PASCAGOULA, MS (WLOX) - It is the next step in the coastal crisis response: Work crews on the water are busy removing thousands of feet of oil boom.
In Mississippi alone, nearly 300,000 feet of containment boom has already been pulled from the water.
They gathered before dawn at O'Sullivan's Marina for a safety briefing and pep talk. Twenty boats with BP's vessels of opportunity program are now working from that Pascagoula marina.
As the sun rises, workers were already pulling boom just east of Chevron.
"It's going to be collected and decontaminated. Then it will be assessed. They'll figure out if it can be re-used and placed in a staging area for possible re-deployment. Or if it's just too damaged it will be recycled," said Kyle Niemi, Chief Petty Officer with the U.S. Coast Guard.

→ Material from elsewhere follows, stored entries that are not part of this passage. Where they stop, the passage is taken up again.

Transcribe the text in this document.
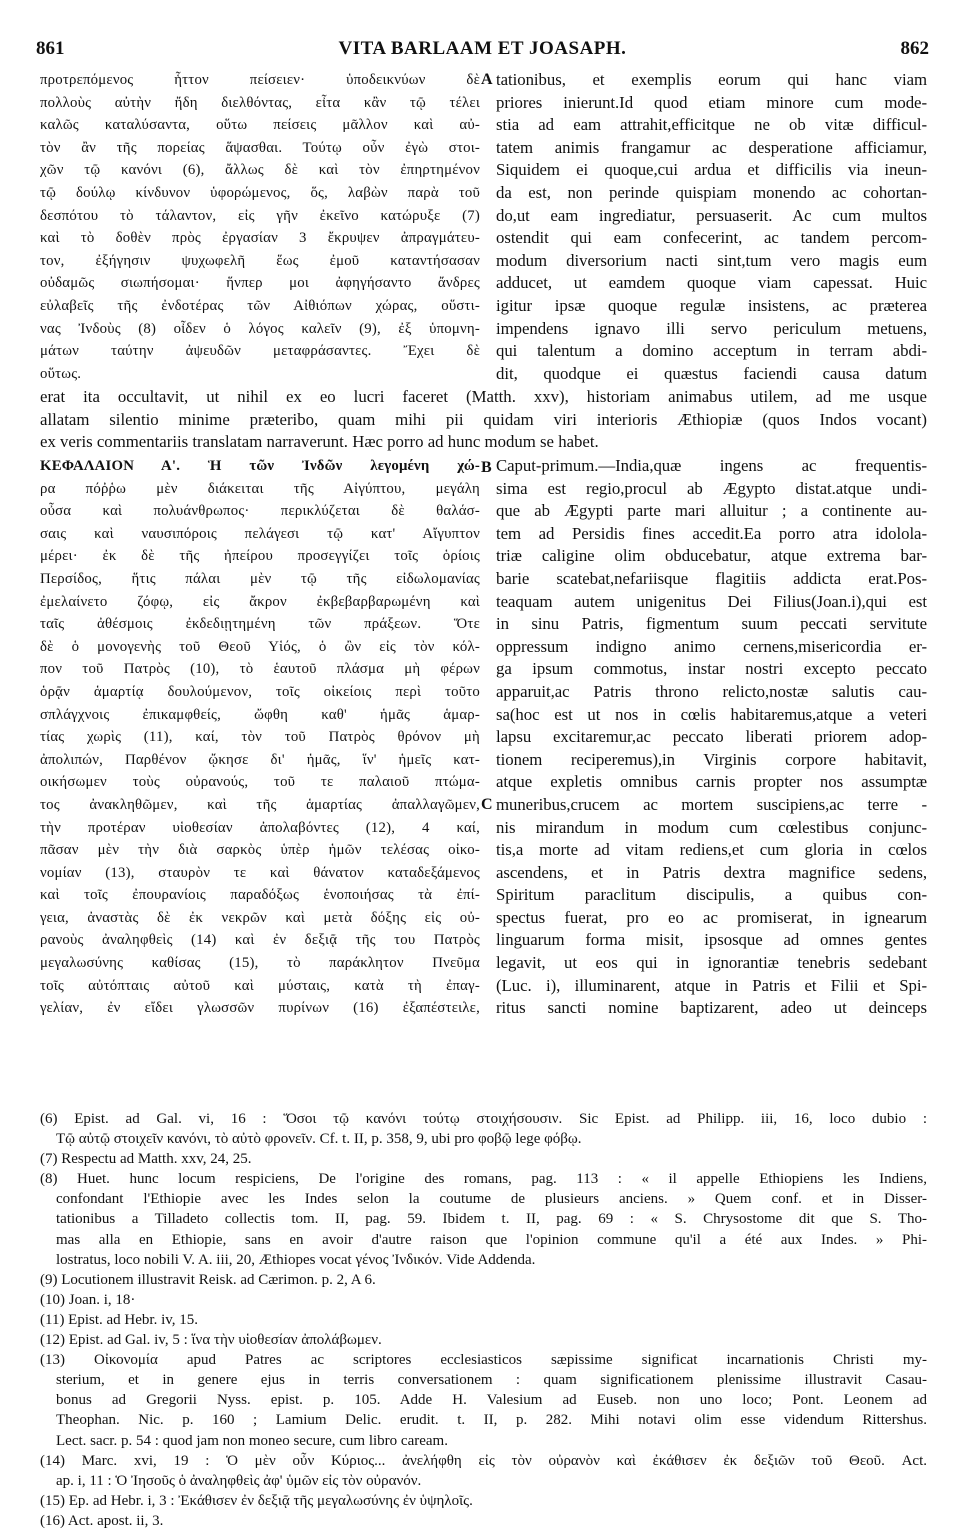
861	VITA BARLAAM ET JOASAPH.	862
A
B
C
προτρεπόμενος ἧττον πείσειεν· ὑποδεικνύων δὲ
πολλοὺς αὐτὴν ἤδη διελθόντας, εἶτα κἂν τῷ τέλει
καλῶς καταλύσαντα, οὕτω πείσεις μᾶλλον καὶ αὐ-
τὸν ἂν τῆς πορείας ἅψασθαι. Τούτῳ οὖν ἐγὼ στοι-
χῶν τῷ κανόνι (6), ἄλλως δὲ καὶ τὸν ἐπηρτημένον
τῷ δούλῳ κίνδυνον ὑφορώμενος, ὅς, λαβὼν παρὰ τοῦ
δεσπότου τὸ τάλαντον, εἰς γῆν ἐκεῖνο κατώρυξε (7)
καὶ τὸ δοθὲν πρὸς ἐργασίαν 3 ἔκρυψεν ἀπραγμάτευ-
τον, ἐξήγησιν ψυχωφελῆ ἕως ἐμοῦ καταντήσασαν
οὐδαμῶς σιωπήσομαι· ἥνπερ μοι ἀφηγήσαντο ἄνδρες
εὐλαβεῖς τῆς ἐνδοτέρας τῶν Αἰθιόπων χώρας, οὕστι-
νας Ἰνδοὺς (8) οἶδεν ὁ λόγος καλεῖν (9), ἐξ ὑπομνη-
μάτων ταύτην ἀψευδῶν μεταφράσαντες. Ἔχει δὲ
οὕτως.
tationibus, et exemplis eorum qui hanc viam
priores inierunt.Id quod etiam minore cum mode-
stia ad eam attrahit,efficitque ne ob vitæ difficul-
tatem animis frangamur ac desperatione afficiamur,
Siquidem ei quoque,cui ardua et difficilis via ineun-
da est, non perinde quispiam monendo ac cohortan-
do,ut eam ingrediatur, persuaserit. Ac cum multos
ostendit qui eam confecerint, ac tandem percom-
modum diversorium nacti sint,tum vero magis eum
adducet, ut eamdem quoque viam capessat. Huic
igitur ipsæ quoque regulæ insistens, ac præterea
impendens ignavo illi servo periculum metuens,
qui talentum a domino acceptum in terram abdi-
dit, quodque ei quæstus faciendi causa datum
erat ita occultavit, ut nihil ex eo lucri faceret (Matth. xxv), historiam animabus utilem, ad me usque
allatam silentio minime præteribo, quam mihi pii quidam viri interioris Æthiopiæ (quos Indos vocant)
ex veris commentariis translatam narraverunt. Hæc porro ad hunc modum se habet.
ΚΕΦΑΛΑΙΟΝ Α'. Ἡ τῶν Ἰνδῶν λεγομένη χώ-
ρα πόῤῥω μὲν διάκειται τῆς Αἰγύπτου, μεγάλη
οὖσα καὶ πολυάνθρωπος· περικλύζεται δὲ θαλάσ-
σαις καὶ ναυσιπόροις πελάγεσι τῷ κατ' Αἴγυπτον
μέρει· ἐκ δὲ τῆς ἠπείρου προσεγγίζει τοῖς ὁρίοις
Περσίδος, ἥτις πάλαι μὲν τῷ τῆς εἰδωλομανίας
ἐμελαίνετο ζόφῳ, εἰς ἄκρον ἐκβεβαρβαρωμένη καὶ
ταῖς ἀθέσμοις ἐκδεδιῃτημένη τῶν πράξεων. Ὅτε
δὲ ὁ μονογενὴς τοῦ Θεοῦ Υἱός, ὁ ὢν εἰς τὸν κόλ-
πον τοῦ Πατρὸς (10), τὸ ἑαυτοῦ πλάσμα μὴ φέρων
ὁρᾷν ἁμαρτίᾳ δουλούμενον, τοῖς οἰκείοις περὶ τοῦτο
σπλάγχνοις ἐπικαμφθείς, ὤφθη καθ' ἡμᾶς ἁμαρ-
τίας χωρὶς (11), καί, τὸν τοῦ Πατρὸς θρόνον μὴ
ἀπολιπών, Παρθένον ᾤκησε δι' ἡμᾶς, ἵν' ἡμεῖς κατ-
οικήσωμεν τοὺς οὐρανούς, τοῦ τε παλαιοῦ πτώμα-
τος ἀνακληθῶμεν, καὶ τῆς ἁμαρτίας ἀπαλλαγῶμεν,
τὴν προτέραν υἱοθεσίαν ἀπολαβόντες (12), 4 καί,
πᾶσαν μὲν τὴν διὰ σαρκὸς ὑπὲρ ἡμῶν τελέσας οἰκο-
νομίαν (13), σταυρὸν τε καὶ θάνατον καταδεξάμενος
καὶ τοῖς ἐπουρανίοις παραδόξως ἑνοποιήσας τὰ ἐπί-
γεια, ἀναστὰς δὲ ἐκ νεκρῶν καὶ μετὰ δόξης εἰς οὐ-
ρανοὺς ἀναληφθεὶς (14) καὶ ἐν δεξιᾷ τῆς του Πατρὸς
μεγαλωσύνης καθίσας (15), τὸ παράκλητον Πνεῦμα
τοῖς αὐτόπταις αὐτοῦ καὶ μύσταις, κατὰ τὴ ἐπαγ-
γελίαν, ἐν εἴδει γλωσσῶν πυρίνων (16) ἐξαπέστειλε,
Caput-primum.—India,quæ ingens ac frequentis-
sima est regio,procul ab Ægypto distat.atque undi-
que ab Ægypti parte mari alluitur ; a continente au-
tem ad Persidis fines accedit.Ea porro atra idolola-
triæ caligine olim obducebatur, atque extrema bar-
barie scatebat,nefariisque flagitiis addicta erat.Pos-
teaquam autem unigenitus Dei Filius(Joan.i),qui est
in sinu Patris, figmentum suum peccati servitute
oppressum indigno animo cernens,misericordia er-
ga ipsum commotus, instar nostri excepto peccato
apparuit,ac Patris throno relicto,nostæ salutis cau-
sa(hoc est ut nos in cœlis habitaremus,atque a veteri
lapsu excitaremur,ac peccato liberati priorem adop-
tionem reciperemus),in Virginis corpore habitavit,
atque expletis omnibus carnis propter nos assumptæ
muneribus,crucem ac mortem suscipiens,ac terre -
nis mirandum in modum cum cœlestibus conjunc-
tis,a morte ad vitam rediens,et cum gloria in cœlos
ascendens, et in Patris dextra magnifice sedens,
Spiritum paraclitum discipulis, a quibus con-
spectus fuerat, pro eo ac promiserat, in ignearum
linguarum forma misit, ipsosque ad omnes gentes
legavit, ut eos qui in ignorantiæ tenebris sedebant
(Luc. i), illuminarent, atque in Patris et Filii et Spi-
ritus sancti nomine baptizarent, adeo ut deinceps
(6) Epist. ad Gal. vi, 16 : Ὅσοι τῷ κανόνι τούτῳ στοιχήσουσιν. Sic Epist. ad Philipp. iii, 16, loco dubio :
Τῷ αὐτῷ στοιχεῖν κανόνι, τὸ αὐτὸ φρονεῖν. Cf. t. II, p. 358, 9, ubi pro φοβῷ lege φόβῳ.
(7) Respectu ad Matth. xxv, 24, 25.
(8) Huet. hunc locum respiciens, De l'origine des romans, pag. 113 : « il appelle Ethiopiens les Indiens,
confondant l'Ethiopie avec les Indes selon la coutume de plusieurs anciens. » Quem conf. et in Disser-
tationibus a Tilladeto collectis tom. II, pag. 59. Ibidem t. II, pag. 69 : « S. Chrysostome dit que S. Tho-
mas alla en Ethiopie, sans en avoir d'autre raison que l'opinion commune qu'il a été aux Indes. » Phi-
lostratus, loco nobili V. A. iii, 20, Æthiopes vocat γένος Ἰνδικόν. Vide Addenda.
(9) Locutionem illustravit Reisk. ad Cærimon. p. 2, A 6.
(10) Joan. i, 18·
(11) Epist. ad Hebr. iv, 15.
(12) Epist. ad Gal. iv, 5 : ἵνα τὴν υἱοθεσίαν ἀπολάβωμεν.
(13) Οἰκονομία apud Patres ac scriptores ecclesiasticos sæpissime significat incarnationis Christi my-
sterium, et in genere ejus in terris conversationem : quam significationem plenissime illustravit Casau-
bonus ad Gregorii Nyss. epist. p. 105. Adde H. Valesium ad Euseb. non uno loco; Pont. Leonem ad
Theophan. Nic. p. 160 ; Lamium Delic. erudit. t. II, p. 282. Mihi notavi olim esse videndum Rittershus.
Lect. sacr. p. 54 : quod jam non moneo secure, cum libro caream.
(14) Marc. xvi, 19 : Ὁ μὲν οὖν Κύριος... ἀνελήφθη εἰς τὸν οὐρανὸν καὶ ἐκάθισεν ἐκ δεξιῶν τοῦ Θεοῦ. Act.
ap. i, 11 : Ὁ Ἰησοῦς ὁ ἀναληφθεὶς ἀφ' ὑμῶν εἰς τὸν οὐρανόν.
(15) Ep. ad Hebr. i, 3 : Ἐκάθισεν ἐν δεξιᾷ τῆς μεγαλωσύνης ἐν ὑψηλοῖς.
(16) Act. apost. ii, 3.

With the leak now capped, the boom itself poses a problem. It's a hazard to navigation, plus with hurricane season heating-up a storm could toss boom into the sensitive marshes, damaging the very areas the boom was put out to protect.
"It's good news if they're cleaning up this boom and removing everything. That means we don't have any oil out here. So, maybe the environment will get back to normal," said Paul Hopper, who runs an oyster shop in East Jackson County.
Despite the seemingly good news with the clean-up, he still worries about the fishermen.
"The guys that have caught oysters, they don't know when they're going back to work. And the shrimpers the same way. So sure, the money's helping them out a bunch. It might have to tide them over for a long time," said Hopper.
Longtime fisherman Bob Hoeffler is among the workers removing the oil boom. He said he's happy to be part of the VoO program, making some money. But he admits, he'd much rather be crabbing.
As he pulled so-called "pom pom" boom into his fishing boat, he couldn't help but worry about the recovery of the gulf waters.
"I think it's going to take a long time. I really do. That's just my opinion," said the fisherman.
For now, these fishermen will do what they can for the ongoing clean-up; hoping the leak is stopped for good and the waters can return to normal.
The old Coast Guard Station on the Pascagoula River has been converted into an oil boom "decontamination station." The boom that's removed from area waters is taken there, where it's cleaned and recycled whenever possible.